Termino ya. Es cierto que la comunicación no verbal existe en la interacción personal entre dos o más interlocutores y que está estrechamente ligada con la comunicación verbal. Según Knapp (1982), existen numerosos puntos de contacto entre los dos sistemas: puede servir lo no verbal para reforzar lo verbal, para sustituirlo, para complementarlo, para poner énfasis en algún aspecto, para repetirlo o para regular el flujo comunicativo. Para S. Johnson y M. Gentleman141 hay cinco modos de interrelación entre lo verbal y lo no verbal: para acrecentar en el canal auditivo componentes no verbalizados, para sustituir a lo verbal, para contradecir un comportamiento verbal simultáneamente, para complementar a éste último y para producir, a veces, ciertos obstáculos o ruidos en la comunicación cuando los comportamientos no verbales no son bien entendidos.

Ahora bien, si en la comunicación oral la sistematización de los repertorios extraverbales es fácilmente observable, en la literatura la cosa se complica. En principio no podrían darse por ser una comunicación indirecta, a distancia. En el lenguaje escrito -como es lo literario, en general- lo no verbal tiene que ponerse de manifiesto, explícitamente, por medio de signos impresos (visuales), aunque implícitamente el creador ofrece al lector una serie de posibilidades multisensoriales que éste podrá revivir y re-crear en mayor o en menor cuantía según sea su competencia. En la literatura, desde un punto de vista semiótico, los signos visuales, olfativos, táctiles, cinestésicos,   —[206]→   auditivos o gustativos se reducen a otros exclusivamente visuales. Aquí es donde viene la dificultad y la grandeza del arte verbal por excelencia. En la comunicación literaria los repertorios extraverbales, gracias a un proceso de metamorfosis, están virtualmente presentes a través de la creación y la re-creación de los personajes de los textos (muy especialmente en la novela, el cuento y la épica), como hemos intentado exponer.

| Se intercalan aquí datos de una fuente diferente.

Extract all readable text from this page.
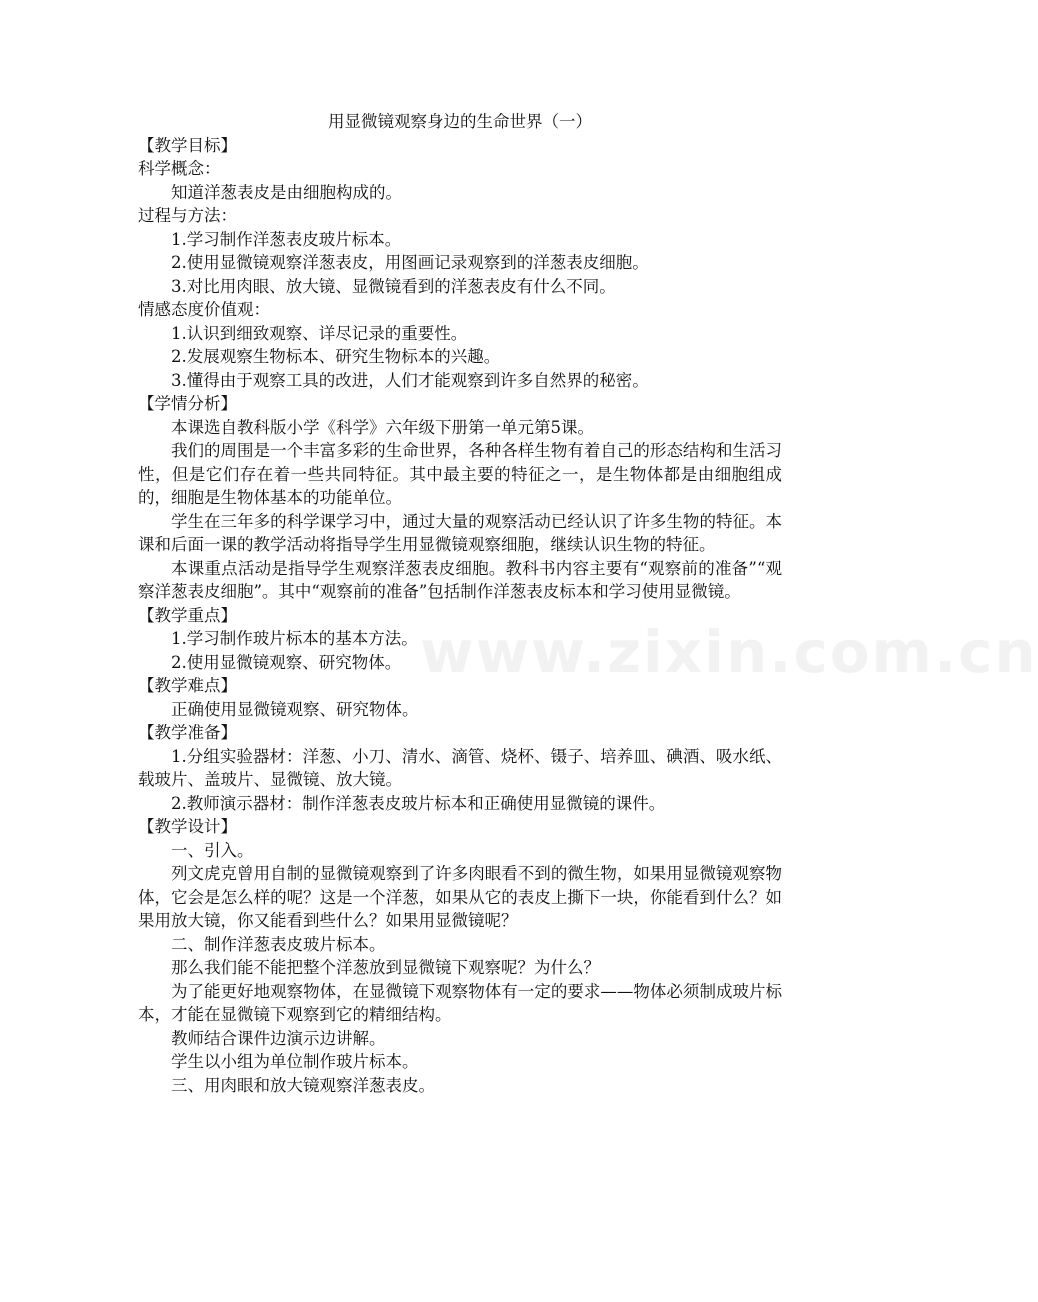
www.zixin.com.cn

用显微镜观察身边的生命世界（一）

【教学目标】

科学概念：

知道洋葱表皮是由细胞构成的。

过程与方法：

1.学习制作洋葱表皮玻片标本。

2.使用显微镜观察洋葱表皮，用图画记录观察到的洋葱表皮细胞。

3.对比用肉眼、放大镜、显微镜看到的洋葱表皮有什么不同。

情感态度价值观：

1.认识到细致观察、详尽记录的重要性。

2.发展观察生物标本、研究生物标本的兴趣。

3.懂得由于观察工具的改进，人们才能观察到许多自然界的秘密。

【学情分析】

本课选自教科版小学《科学》六年级下册第一单元第5课。

我们的周围是一个丰富多彩的生命世界，各种各样生物有着自己的形态结构和生活习性，但是它们存在着一些共同特征。其中最主要的特征之一，是生物体都是由细胞组成的，细胞是生物体基本的功能单位。

学生在三年多的科学课学习中，通过大量的观察活动已经认识了许多生物的特征。本课和后面一课的教学活动将指导学生用显微镜观察细胞，继续认识生物的特征。

本课重点活动是指导学生观察洋葱表皮细胞。教科书内容主要有“观察前的准备”“观察洋葱表皮细胞”。其中“观察前的准备”包括制作洋葱表皮标本和学习使用显微镜。

【教学重点】

1.学习制作玻片标本的基本方法。

2.使用显微镜观察、研究物体。

【教学难点】

正确使用显微镜观察、研究物体。

【教学准备】

1.分组实验器材：洋葱、小刀、清水、滴管、烧杯、镊子、培养皿、碘酒、吸水纸、载玻片、盖玻片、显微镜、放大镜。

2.教师演示器材：制作洋葱表皮玻片标本和正确使用显微镜的课件。

【教学设计】

一、引入。

列文虎克曾用自制的显微镜观察到了许多肉眼看不到的微生物，如果用显微镜观察物体，它会是怎么样的呢？这是一个洋葱，如果从它的表皮上撕下一块，你能看到什么？如果用放大镜，你又能看到些什么？如果用显微镜呢？

二、制作洋葱表皮玻片标本。

那么我们能不能把整个洋葱放到显微镜下观察呢？为什么？

为了能更好地观察物体，在显微镜下观察物体有一定的要求——物体必须制成玻片标本，才能在显微镜下观察到它的精细结构。

教师结合课件边演示边讲解。

学生以小组为单位制作玻片标本。

三、用肉眼和放大镜观察洋葱表皮。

Y estos repertorios no verbales tienen una gran importancia tanto técnica como estilística, muy especialmente para fijar realismos de diversa factura (realismo físico, deformante, individualizador, psicológico, interactivo o documental, según Poyatos). Para el escritor es un gran desafío describir los comportamientos no verbales de sus dramatis personae y tendrá que poner mucha agilidad en su pluma para conseguir proporcionar al lector, a través de ellos, unas pautas definitorias de los mismos. Lo literario es un acto lingüístico que representa, ficcionalmente a personas, hechos, lugares, etc. El autor reproduce lo que otros imaginariamente dicen y al hacerlo está realizando una serie de citas142 de una serie de diversos lenguajes. Lenguajes que, según Bajtín143 conviven en el texto literario en relación dialógica. Así pienso que habría que ver los repertorios no verbales en la comunicación literaria: como un lenguaje más en «diálogo» continuo con otros lenguajes que articulan en su totalidad la polifonía textual.